Participation et Démocratie

La théorie de la démocratie participative est tributaire de deux traditions qui sont difficiles à concilier. En 1970, Carole Pateman a décrit, dans Participation and Democratic Theory, ces deux grandes traditions participationnistes, celle du socialisme révolutionnaire et celle du contrat social.

La participation dans le socialisme révolutionnaire

Du socialisme révolutionnaire, Carole Pateman retient l’idée fondamentale qu’un régime démocratique ne peut exister que dans une société démocratique. Autrement dit, pour être effective , la participation à la décision doit s’étendre à l’ensemble des activités sociales et notamment aux activités de production et d’échange.

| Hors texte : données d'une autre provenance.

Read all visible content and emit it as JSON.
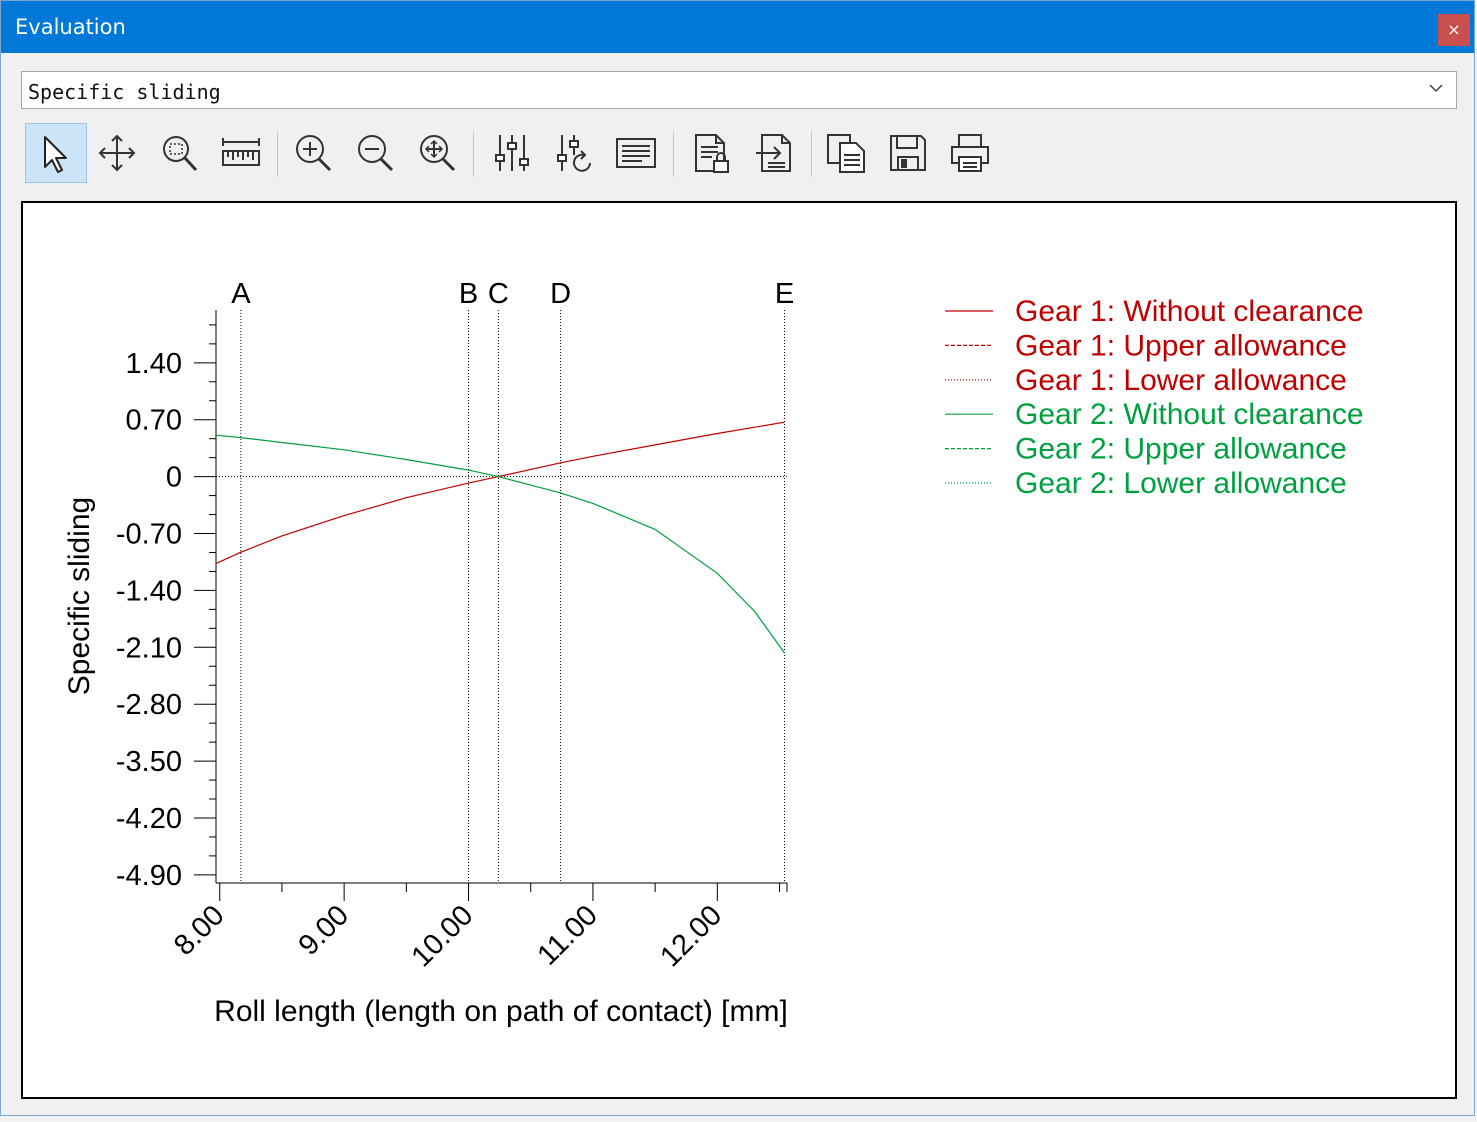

Cet aspect de la participation étendue à la sphère économique est généralement occulté dans les débats actuels sur la démocratie participative. Pourtant les germes de cette participation existe déjà (syndicats, prud’hommes, conseils d’entreprise, gestion paritaire…) bien qu’ils soient de plus en plus battus en brèche.

La tradition participative socialiste est ancienne. La volonté de réalisation de l’autonomie et de l’égalité politique s’est élaborée dans les sociétés de secours mutuels et dans les associations ouvrières dès les années 1830 – 1840, avant d’être relayée par les syndicats et les partis politiques de masse.

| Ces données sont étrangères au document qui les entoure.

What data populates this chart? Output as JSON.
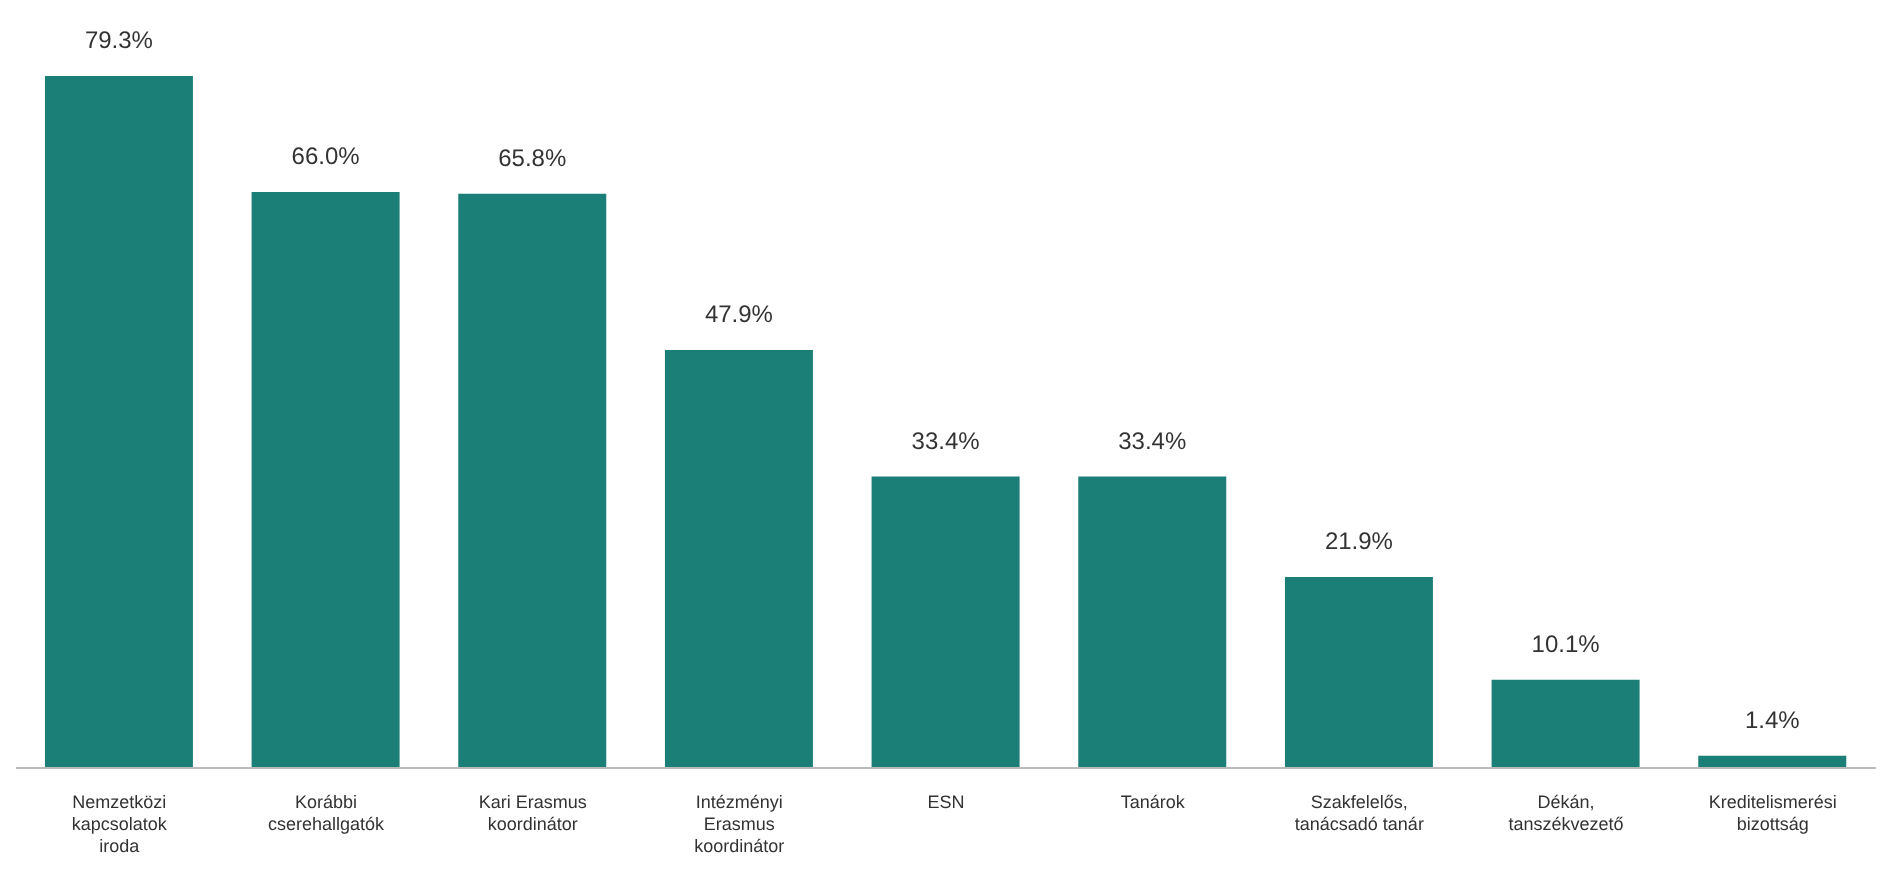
{
  "chart_data": {
    "type": "bar",
    "categories": [
      "Nemzetközi kapcsolatok iroda",
      "Korábbi cserehallgatók",
      "Kari Erasmus koordinátor",
      "Intézményi Erasmus koordinátor",
      "ESN",
      "Tanárok",
      "Szakfelelős, tanácsadó tanár",
      "Dékán, tanszékvezető",
      "Kreditelismerési bizottság"
    ],
    "values": [
      79.3,
      66.0,
      65.8,
      47.9,
      33.4,
      33.4,
      21.9,
      10.1,
      1.4
    ],
    "value_labels": [
      "79.3%",
      "66.0%",
      "65.8%",
      "47.9%",
      "33.4%",
      "33.4%",
      "21.9%",
      "10.1%",
      "1.4%"
    ],
    "color": "#1b7f78",
    "grid": false,
    "legend": false
  }
}
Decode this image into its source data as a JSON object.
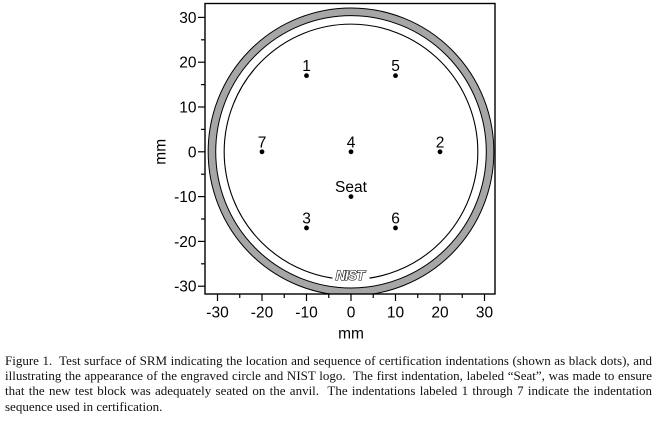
{
  "figure": {
    "caption": "Figure 1.  Test surface of SRM indicating the location and sequence of certification indentations (shown as black dots), and illustrating the appearance of the engraved circle and NIST logo.  The first indentation, labeled “Seat”, was made to ensure that the new test block was adequately seated on the anvil.  The indentations labeled 1 through 7 indicate the indentation sequence used in certification."
  },
  "chart_data": {
    "type": "scatter",
    "title": "",
    "xlabel": "mm",
    "ylabel": "mm",
    "xlim": [
      -32.8,
      32.4
    ],
    "ylim": [
      -31.7,
      33.1
    ],
    "grid": false,
    "x_major_ticks": [
      -30,
      -20,
      -10,
      0,
      10,
      20,
      30
    ],
    "x_minor_ticks": [
      -25,
      -15,
      -5,
      5,
      15,
      25
    ],
    "y_major_ticks": [
      -30,
      -20,
      -10,
      0,
      10,
      20,
      30
    ],
    "y_minor_ticks": [
      -25,
      -15,
      -5,
      5,
      15,
      25
    ],
    "points": [
      {
        "label": "1",
        "x": -10,
        "y": 17
      },
      {
        "label": "5",
        "x": 10,
        "y": 17
      },
      {
        "label": "7",
        "x": -20,
        "y": 0
      },
      {
        "label": "4",
        "x": 0,
        "y": 0
      },
      {
        "label": "2",
        "x": 20,
        "y": 0
      },
      {
        "label": "Seat",
        "x": 0,
        "y": -10
      },
      {
        "label": "3",
        "x": -10,
        "y": -17
      },
      {
        "label": "6",
        "x": 10,
        "y": -17
      }
    ],
    "engraved_circle_radius_mm": 28.5,
    "outer_ring": {
      "outer_radius_mm": 32.1,
      "inner_radius_mm": 30.4,
      "fill_color": "#a6a6a6",
      "edge_color": "#000000"
    },
    "logo_text": "NIST",
    "point_color": "#000000",
    "line_color": "#000000"
  }
}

Samuel Hayat, Démocratie participative et impératif délibératif: enjeux d’une confrontation, La Démocratie participative, La Découverte, 2011

Samuel Hayat formule deux hypothèses pour expliquer l’oubli relatif de ce trait commun qui unissait les différentes écoles socialistes et communistes révolutionnaires.

Premièrement, l’occultation de la logique participative tiendrait justement à la demande d’extension de la démocratie à l’ensemble de la société, contre son cantonnement aux formes légiférantes et consultatives. Deuxièmement, elle s’expliquerait par l’accent mis sur une conception instrumentale des intérêts de classe. Dans la perspective de construire une conscience de classe ouvrière, l’argumentaire révolutionnaire oppose l’ « intérêt général », compris comme « intérêt des dominants », aux intérêts de la classe laborieuse.

La participation et le contrat social

Cette référence à des intérêts particuliers entre en conflit avec une seconde tradition forte de la démocratie participative. Carole Pateman trouve chez Rousseau l’un des fondateurs de cet autre courant de la théorie moderne participationniste.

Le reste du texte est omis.